O tema do último dia da VI Semana de Fotojornalismo da Jornalismo Júnior foi Sutilezas do caos. Por cerca de duas horas, os fotojornalistas Evandro Teixeira e Victor Moriyama contaram suas experiências em meio a situações de tensão e conflito, e suas percepções ao registrar imagens delicadas em momentos caóticos.
“O planeta está em caos permanente”
O primeiro palestrante a falar foi Victor Moriyama. Formado em Rádio e TV pela faculdade Cásper Líbero, hoje atua como editor de fotografia para o site O Eco, fotógrafo stringer da agência France Press (AFP) e no jornal O Vale, da cidade de São José dos Campos (SP).
Ele busca situações extremas para serem registradas. Foi o caso, por exemplo, da ocupação do Complexo do Alemão pela Polícia Carioca em 2010. Lá, ele também comprovou a subjetividade do caos. “O que me chamou a atenção é que para as pessoas que vivem esse dia-a-dia, isso é normal. A gente acaba criando um clima de caos e boa parte da população não está preocupada com isso, não se sente atingida. Pra mim pode ser caótico, mas não pra eles”.
Em meio a tanques e fuzis, viu uma cena inusitada: uma mãe carregando um grande bolo pela rua, para a festa de quinze anos de sua filha. Nem mesmo a situação conturbada a sua volta a impediu de comemorar o aniversário da garota: “Acho incrível como para essas pessoas, a vida anda”, comenta.
O fotojornalista afirma que o mundo nunca está em equilíbrio. “O caos está presente a todo instante se a gente for procurar. E o fotógrafo sempre procura uma situação que contraste com isso”. Foi o que ele fez ao registrar imagens do Haiti – pós terremoto de 2010. De lá ele trouxe fotografias que mostram a busca humana de normalidade frente a completa desestabilidade – como a de uma missa realizada fora de uma Igreja em ruínas.
Para Moriyama, há também o que ele chama de “caos existencial”. É o conceito que se tira da sua experiência na Cracolândia, em 2011: “As pessoas não tem mais referências. Elas perderam valores essenciais”.
“Senhor presidente, me desculpe, é uma questão de edição”

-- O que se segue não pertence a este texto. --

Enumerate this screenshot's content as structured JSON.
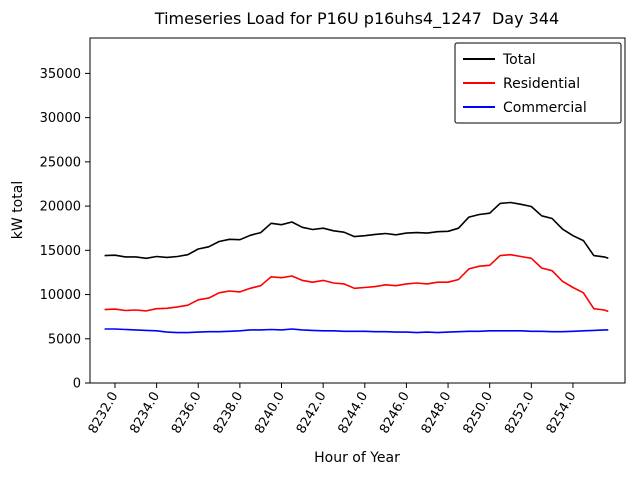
{
  "figure": {
    "background": "#ffffff",
    "axes_edge_color": "#000000"
  },
  "chart_data": {
    "type": "line",
    "title": "Timeseries Load for P16U p16uhs4_1247  Day 344",
    "xlabel": "Hour of Year",
    "ylabel": "kW total",
    "grid": false,
    "xlim": [
      8230.8,
      8256.5
    ],
    "ylim": [
      0,
      39000
    ],
    "x_ticks": [
      {
        "v": 8232,
        "label": "8232.0"
      },
      {
        "v": 8234,
        "label": "8234.0"
      },
      {
        "v": 8236,
        "label": "8236.0"
      },
      {
        "v": 8238,
        "label": "8238.0"
      },
      {
        "v": 8240,
        "label": "8240.0"
      },
      {
        "v": 8242,
        "label": "8242.0"
      },
      {
        "v": 8244,
        "label": "8244.0"
      },
      {
        "v": 8246,
        "label": "8246.0"
      },
      {
        "v": 8248,
        "label": "8248.0"
      },
      {
        "v": 8250,
        "label": "8250.0"
      },
      {
        "v": 8252,
        "label": "8252.0"
      },
      {
        "v": 8254,
        "label": "8254.0"
      }
    ],
    "y_ticks": [
      {
        "v": 0,
        "label": "0"
      },
      {
        "v": 5000,
        "label": "5000"
      },
      {
        "v": 10000,
        "label": "10000"
      },
      {
        "v": 15000,
        "label": "15000"
      },
      {
        "v": 20000,
        "label": "20000"
      },
      {
        "v": 25000,
        "label": "25000"
      },
      {
        "v": 30000,
        "label": "30000"
      },
      {
        "v": 35000,
        "label": "35000"
      }
    ],
    "legend": {
      "position": "upper right",
      "entries": [
        {
          "label": "Total",
          "color": "#000000"
        },
        {
          "label": "Residential",
          "color": "#ff0000"
        },
        {
          "label": "Commercial",
          "color": "#0000ff"
        }
      ]
    },
    "x": [
      8231.5,
      8232.0,
      8232.5,
      8233.0,
      8233.5,
      8234.0,
      8234.5,
      8235.0,
      8235.5,
      8236.0,
      8236.5,
      8237.0,
      8237.5,
      8238.0,
      8238.5,
      8239.0,
      8239.5,
      8240.0,
      8240.5,
      8241.0,
      8241.5,
      8242.0,
      8242.5,
      8243.0,
      8243.5,
      8244.0,
      8244.5,
      8245.0,
      8245.5,
      8246.0,
      8246.5,
      8247.0,
      8247.5,
      8248.0,
      8248.5,
      8249.0,
      8249.5,
      8250.0,
      8250.5,
      8251.0,
      8251.5,
      8252.0,
      8252.5,
      8253.0,
      8253.5,
      8254.0,
      8254.5,
      8255.0,
      8255.5,
      8255.7
    ],
    "series": [
      {
        "name": "Total",
        "color": "#000000",
        "values": [
          14400,
          14450,
          14250,
          14250,
          14100,
          14300,
          14200,
          14300,
          14500,
          15150,
          15400,
          16000,
          16250,
          16200,
          16700,
          17000,
          18050,
          17900,
          18200,
          17600,
          17350,
          17500,
          17200,
          17050,
          16550,
          16650,
          16800,
          16900,
          16750,
          16950,
          17000,
          16950,
          17100,
          17150,
          17500,
          18750,
          19050,
          19200,
          20300,
          20400,
          20200,
          19950,
          18900,
          18600,
          17400,
          16650,
          16100,
          14400,
          14250,
          14100
        ]
      },
      {
        "name": "Residential",
        "color": "#ff0000",
        "values": [
          8300,
          8350,
          8200,
          8250,
          8150,
          8400,
          8450,
          8600,
          8800,
          9400,
          9600,
          10200,
          10400,
          10300,
          10700,
          11000,
          12000,
          11900,
          12100,
          11600,
          11400,
          11600,
          11300,
          11200,
          10700,
          10800,
          10900,
          11100,
          11000,
          11200,
          11300,
          11200,
          11400,
          11400,
          11700,
          12900,
          13200,
          13300,
          14400,
          14500,
          14300,
          14100,
          13000,
          12700,
          11500,
          10800,
          10200,
          8400,
          8250,
          8100
        ]
      },
      {
        "name": "Commercial",
        "color": "#0000ff",
        "values": [
          6100,
          6100,
          6050,
          6000,
          5950,
          5900,
          5750,
          5700,
          5700,
          5750,
          5800,
          5800,
          5850,
          5900,
          6000,
          6000,
          6050,
          6000,
          6100,
          6000,
          5950,
          5900,
          5900,
          5850,
          5850,
          5850,
          5800,
          5800,
          5750,
          5750,
          5700,
          5750,
          5700,
          5750,
          5800,
          5850,
          5850,
          5900,
          5900,
          5900,
          5900,
          5850,
          5850,
          5800,
          5800,
          5850,
          5900,
          5950,
          6000,
          6000
        ]
      }
    ]
  }
}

Após o jovem Victor Moryiama, foi a vez de uma lenda do fotojornalismo brasileiro. Evandro Teixeira se consolidou na área enquanto trabalhava no Jornal do Brasil, e presenteou a plateia com muitas histórias, sem perder o bom humor nem ao relembrar-se de momentos críticos – como quando foi preso: “Peguei uma semana de cana lá na Vila Militar. Mas era divertido”. E as duas vezes que foi repreendido pelo presidente Costa e Silva: uma por conta da legenda de uma imagem e outra pela fotografia que estava na capa do jornal – decisões de responsabilidade dos editores do jornal. “Questão de edição”, ele dizia ao general.
Teixeira registrou toda a ditadura militar brasileira. “Assim que revelávamos uma imagem, fazíamos uma duplicata dela e guardávamos”. Era a maneira de preservar os registros fotográficos da destruição da censura.
Ele sempre teve a noção da importância do que suas lentes captavam e não media esforços para proteger seu material. Em uma ocasião, seus filmes foram salvos por uma moça caridosa – que os escondeu na calcinha. As soluções para que fatos como A Passeata dos 100 mil não caíssem para sempre no esquecimento, deveriam ser criativas, já que os fotógrafos não eram tratados com nenhuma cortesia: “Você tinha que correr. Quando você não era massacrado, você tinha que ter pernas. E eu tinha pernas. Nem tudo foi salvo. Mas o que foi, está aí, contando a história pra vocês”.
A prioridade de Teixeira sempre foi fotografar. Fosse quando entrava com câmeras silenciosas em quartos de generais doentes, ou quando presenciou um momento de extrema dor: a da morte do poeta chileno Pablo Neruda. Ele foi o único fotógrafo a cobrir o fato: o Chile passava por sua própria ditadura militar e a mídia local foi impedida de acessar o enterro – o qual Teixeira não deixou de registrar, apesar de tudo: “Chorei pra burro. Mas continuei fotografando”.